The farmers’ market is brimming with preserves these days. I purchased the apple butter for my four-year-old who loves applesauce on its own, in his oatmeal, and mixed up in plain, Greek yogurt. We also used it in a few of our baking adventures to make avocado brownies, spinach “monster” cupcakes, and chickpea chocolate cookies as a way of reducing the refined sugar content. I was most surprised with how well the brownies turned out. The avocado was used as a healthy fats alternative, and the apple butter, along with pure maple syrup, as a sweetener. So gooey, so chocolatey, so not avocadoey.

Lilise also has a super tasty ginger-infused variety, but because the sauce was for my kid, not me, I opted for the traditional apples-only flavour.

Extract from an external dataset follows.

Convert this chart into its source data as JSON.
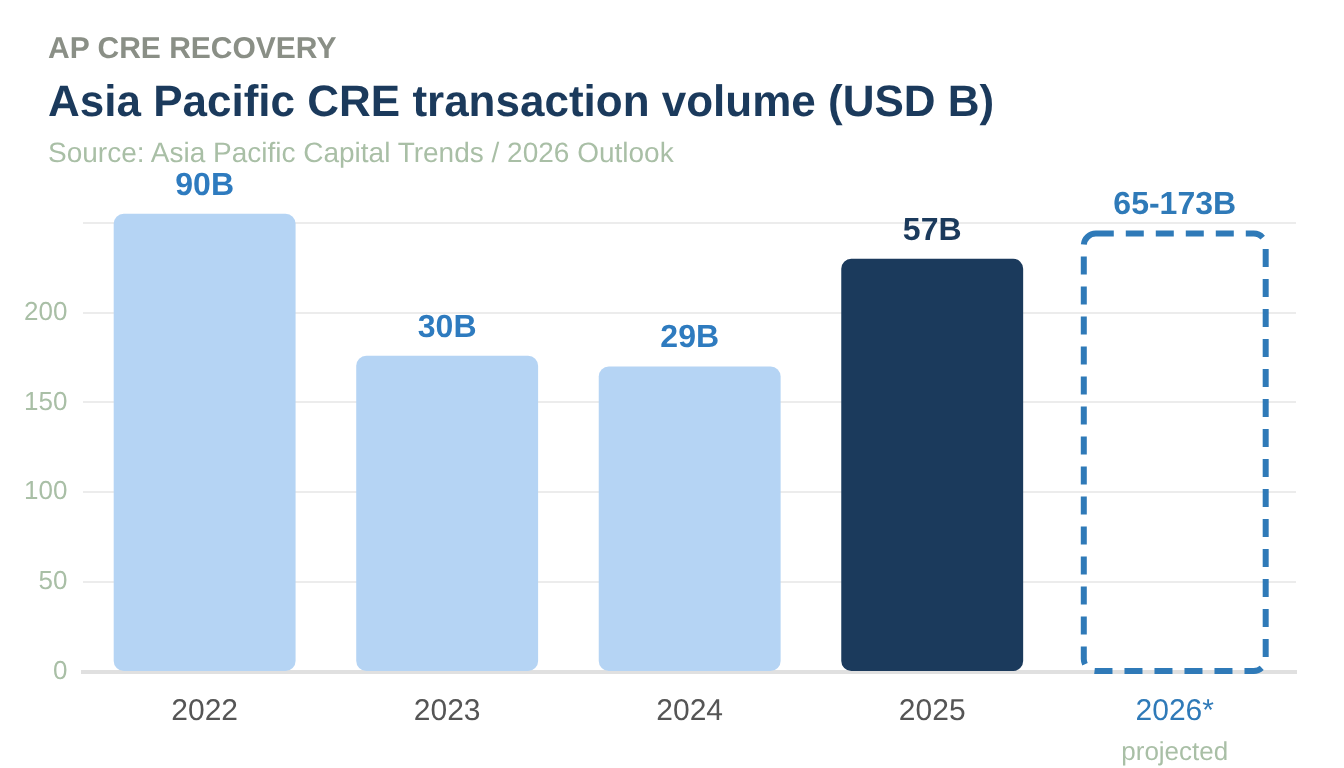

The vegan patties were like none I have ever tasted. So many textures and flavours: crunchy with pumpkin seeds, sunflower seeds, chia seeds, and kaniwa (similar to quinoa, but with a crunchier texture); creamy with mashed yams and black beans; a little kick of spice; some smoky undertones;, and I think, but I am not 100% sure, there was cumin in the mix as well. I have determined to recreate this recipe on my own. A new market-fresh challenge, dare I say. First stop: sourcing out kaniwa in New Westminster.

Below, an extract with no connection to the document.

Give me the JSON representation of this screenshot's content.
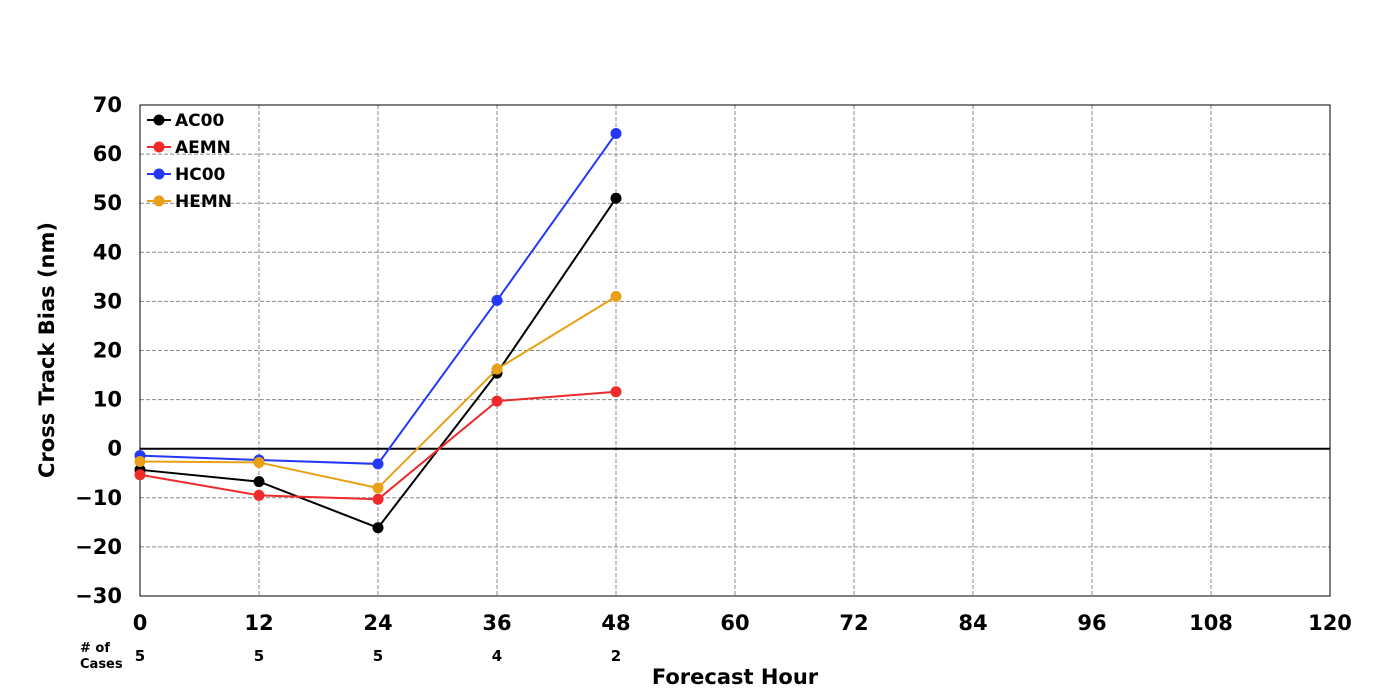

A splurge of the shop was most definitely the salt. We did not need a flavoured salt, and frankly I had no idea what I would add it to. But it was intriguing. The most adventurous I usually get with salt is Himalayan sea salt. The Salt Dispensary had probably 30 flavours on its table, and you better believe I smelled each and every one of them before choosing the smoked cherry. The fellow at the stand suggested sprinkling it on tomatoes and avocados, or rubbing it onto meats, or sprinkling it onto a cheese plate. We did the tomatoes and avocado; sprinkled it onto salmon, over top of fried eggs on toast, and into a shrimp stir fry. The taste was lost in the stir fry; there were likely too many competing flavours. I preferred my salmon without. But on the avocado, tomato, and fried eggs, it was absolutely lovely – another tasty dimension.

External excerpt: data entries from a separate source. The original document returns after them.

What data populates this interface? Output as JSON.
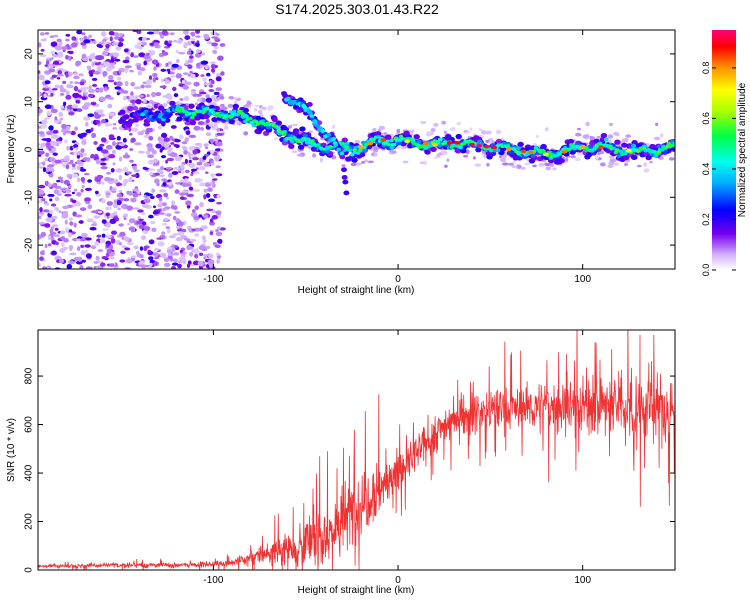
{
  "title": "S174.2025.303.01.43.R22",
  "chart_data": [
    {
      "type": "heatmap",
      "description": "Spectrogram: normalized spectral amplitude vs height and frequency",
      "xlabel": "Height of straight line (km)",
      "ylabel": "Frequency (Hz)",
      "xlim": [
        -195,
        150
      ],
      "ylim": [
        -25,
        25
      ],
      "xticks": [
        -100,
        0,
        100
      ],
      "yticks": [
        -20,
        -10,
        0,
        10,
        20
      ],
      "ridge": {
        "name": "dominant frequency track",
        "x": [
          -140,
          -120,
          -105,
          -95,
          -85,
          -75,
          -65,
          -55,
          -45,
          -35,
          -25,
          -20,
          -10,
          0,
          10,
          20,
          30,
          40,
          50,
          60,
          70,
          80,
          90,
          100,
          110,
          120,
          130,
          140,
          150
        ],
        "y": [
          7,
          8,
          8,
          7.5,
          7,
          6,
          4,
          2,
          1,
          0.5,
          0,
          0.5,
          2,
          2,
          1.5,
          1,
          1.5,
          1,
          0.5,
          0,
          -0.5,
          -1,
          -0.5,
          0.5,
          0.5,
          0,
          -0.5,
          0,
          0.5
        ]
      },
      "branch": {
        "name": "descending branch",
        "x": [
          -60,
          -55,
          -50,
          -45,
          -40,
          -35,
          -30,
          -28
        ],
        "y": [
          11,
          10,
          8,
          6,
          4,
          2,
          -2,
          -10
        ]
      },
      "colorbar": {
        "label": "Normalized spectral amplitude",
        "range": [
          0.0,
          0.95
        ],
        "ticks": [
          "0.0",
          "0.2",
          "0.4",
          "0.6",
          "0.8"
        ]
      }
    },
    {
      "type": "line",
      "xlabel": "Height of straight line (km)",
      "ylabel": "SNR (10 * v/v)",
      "xlim": [
        -195,
        150
      ],
      "ylim": [
        0,
        990
      ],
      "xticks": [
        -100,
        0,
        100
      ],
      "yticks": [
        0,
        200,
        400,
        600,
        800
      ],
      "color": "#ee3333",
      "envelope": {
        "x": [
          -195,
          -150,
          -120,
          -100,
          -90,
          -80,
          -70,
          -60,
          -50,
          -40,
          -30,
          -20,
          -15,
          -10,
          0,
          10,
          20,
          30,
          50,
          70,
          90,
          110,
          130,
          150
        ],
        "mean": [
          15,
          20,
          20,
          25,
          30,
          50,
          70,
          90,
          110,
          140,
          200,
          280,
          320,
          340,
          400,
          480,
          560,
          630,
          660,
          670,
          680,
          680,
          670,
          660
        ],
        "noise": [
          10,
          15,
          15,
          15,
          20,
          40,
          70,
          100,
          140,
          170,
          200,
          220,
          200,
          180,
          130,
          110,
          110,
          110,
          120,
          130,
          150,
          180,
          200,
          200
        ]
      }
    }
  ]
}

Market-fresh Sunday Sandwich and sides featuring French Kiss bread, microgreens, and cherry-smoked salt

At every table I went to, I talked to the farmers, the vendors, the owners. I learned about the processes used, and the ingredients sourced for the breads at A Bread Affair, I was told about the my loaf’s “peasant” origins, that it was a mix of whole rye and wheat fermented over three days to give it a slight tang. And I was heavily encouraged to pair it with either a hearty bowl of borscht, or a slab of Montreal smoked meat on top. I discovered that even in -20˚C weather, the microgreens growers tended to their greenhouse-grown crops every morning no matter how much they would have preferred the warmth of their beds. I also learned that the stuffed bag of microgreens I got had been harvested that morning prior to the market, giving them a solid 7-10 days of freshness in the fridge. I learned the apple butter included the apple skins to retain optimal sweetness. And the story of The Salt Dispensary first began with a man who had lost his job and had discovered a new set of creative juices with a wood plank and salt.

With every question I asked, with every producer-consumer relationship I made, with every purchasing decision, I grew closer to food citizenship.